Even before the COVID-19 pandemic, labour was reportedly a major concern for the food industry. Now companies are trying to boost staff numbers anticipating a busy summer season as Americans start to venture out. McDonald's hopes to hire 10,000 new employees at its company-owned stores over the next three months alone.
Under current plans, only employees at the chain's 650 company-owned stores will get the pay increases. At franchised locations management makes its own individual decisions on wages. But franchisees are reassessing wages too, Mark Salebra - chairman of the US National Franchisee Leadership Alliance - said.
In a message seen by Bloomberg, Joe Erlinger - president of McDonald's USA - said, "Together with our franchisees, we face a challenging hiring environment, and staying ahead means we must constantly renew our commitment to offer one of the leading employment packages in the industry."

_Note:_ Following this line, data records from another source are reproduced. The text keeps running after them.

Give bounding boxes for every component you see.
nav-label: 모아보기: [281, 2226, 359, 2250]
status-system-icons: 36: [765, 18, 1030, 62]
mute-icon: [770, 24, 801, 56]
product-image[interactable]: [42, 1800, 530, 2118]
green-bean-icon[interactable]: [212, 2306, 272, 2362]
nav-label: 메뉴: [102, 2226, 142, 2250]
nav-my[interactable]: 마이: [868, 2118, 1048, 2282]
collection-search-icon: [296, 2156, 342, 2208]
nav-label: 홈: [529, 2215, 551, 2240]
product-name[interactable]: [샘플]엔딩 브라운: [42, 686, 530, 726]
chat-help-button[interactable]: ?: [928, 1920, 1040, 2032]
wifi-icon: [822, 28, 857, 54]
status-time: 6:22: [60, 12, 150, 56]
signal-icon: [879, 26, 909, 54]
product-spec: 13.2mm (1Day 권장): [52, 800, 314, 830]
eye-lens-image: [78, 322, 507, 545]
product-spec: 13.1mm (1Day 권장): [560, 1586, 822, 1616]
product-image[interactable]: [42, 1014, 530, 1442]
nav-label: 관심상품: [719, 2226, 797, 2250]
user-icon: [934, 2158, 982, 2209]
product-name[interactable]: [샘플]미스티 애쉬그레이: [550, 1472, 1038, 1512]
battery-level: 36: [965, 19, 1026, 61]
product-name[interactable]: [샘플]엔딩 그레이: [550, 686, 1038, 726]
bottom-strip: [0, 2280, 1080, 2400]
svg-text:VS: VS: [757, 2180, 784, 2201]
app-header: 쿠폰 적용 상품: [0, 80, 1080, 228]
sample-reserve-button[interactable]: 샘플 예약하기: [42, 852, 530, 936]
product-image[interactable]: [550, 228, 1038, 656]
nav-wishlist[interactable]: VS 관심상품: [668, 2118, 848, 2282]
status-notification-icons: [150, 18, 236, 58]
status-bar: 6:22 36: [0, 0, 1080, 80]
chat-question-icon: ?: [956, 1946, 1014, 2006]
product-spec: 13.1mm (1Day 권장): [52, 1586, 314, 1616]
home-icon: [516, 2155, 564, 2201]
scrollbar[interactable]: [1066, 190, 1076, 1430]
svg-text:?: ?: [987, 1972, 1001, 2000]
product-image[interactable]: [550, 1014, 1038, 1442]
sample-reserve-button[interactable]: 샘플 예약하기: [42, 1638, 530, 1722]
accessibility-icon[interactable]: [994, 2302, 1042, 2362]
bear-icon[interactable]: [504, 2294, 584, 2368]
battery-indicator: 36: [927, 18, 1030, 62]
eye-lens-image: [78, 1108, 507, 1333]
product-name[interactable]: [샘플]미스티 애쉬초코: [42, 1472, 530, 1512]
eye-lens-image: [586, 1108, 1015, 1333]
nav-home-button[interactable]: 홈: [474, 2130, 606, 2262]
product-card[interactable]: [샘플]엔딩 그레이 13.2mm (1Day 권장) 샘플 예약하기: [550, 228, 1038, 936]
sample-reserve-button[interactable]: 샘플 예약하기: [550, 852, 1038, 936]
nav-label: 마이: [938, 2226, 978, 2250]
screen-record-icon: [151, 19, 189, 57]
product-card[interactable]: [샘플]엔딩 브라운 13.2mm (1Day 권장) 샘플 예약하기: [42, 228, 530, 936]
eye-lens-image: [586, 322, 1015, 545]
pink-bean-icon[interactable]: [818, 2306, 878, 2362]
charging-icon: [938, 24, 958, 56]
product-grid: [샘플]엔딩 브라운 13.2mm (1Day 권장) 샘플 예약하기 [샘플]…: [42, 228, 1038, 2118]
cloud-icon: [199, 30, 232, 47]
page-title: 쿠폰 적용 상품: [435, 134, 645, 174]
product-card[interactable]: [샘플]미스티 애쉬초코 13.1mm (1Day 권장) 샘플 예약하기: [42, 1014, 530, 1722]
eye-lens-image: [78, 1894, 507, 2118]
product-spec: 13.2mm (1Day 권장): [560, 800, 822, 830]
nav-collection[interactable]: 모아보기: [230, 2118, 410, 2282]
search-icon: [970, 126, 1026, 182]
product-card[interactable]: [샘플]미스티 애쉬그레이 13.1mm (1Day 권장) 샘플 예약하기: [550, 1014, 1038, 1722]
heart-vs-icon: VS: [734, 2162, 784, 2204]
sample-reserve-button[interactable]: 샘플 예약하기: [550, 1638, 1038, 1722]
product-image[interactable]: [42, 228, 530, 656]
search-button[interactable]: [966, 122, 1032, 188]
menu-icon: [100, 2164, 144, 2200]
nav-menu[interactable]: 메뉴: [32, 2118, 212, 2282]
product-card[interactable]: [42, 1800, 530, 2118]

He continued, "Simply put: putting our people first and doing the right thing for them will drive continued growth for our business."
However, as things currently stand, employees in a majority of the roughly 14,000 McDonald’s restaurants that are independently - not corporate - owned will not benefit from the wage rises. The raises will impact less than 5 per cent of locations.
US Representative Alexandria Ocasio-Cortez and Senator Bernie Sanders joined striking McDonald's employees at a virtual event yesterday to show their support.
In her address to the workers, AOC said, “If you want to look like you’re raising wages to $15 an hour, then you should actually raise wages to $15 an hour, for every McDonald’s worker in this country, minimum.”
She added, “We’re not buying it. We’re not falling for it.”
Employees at McDonald's stores in 15 cities including Los Angeles, Chicago, Kansas City, and Detroit organised Walkout Wednesday together with national advocacy group Fight for $15. Sen. Sanders and Rep. Ocasio-Cortez appeared on the #FightFor15 livestream event.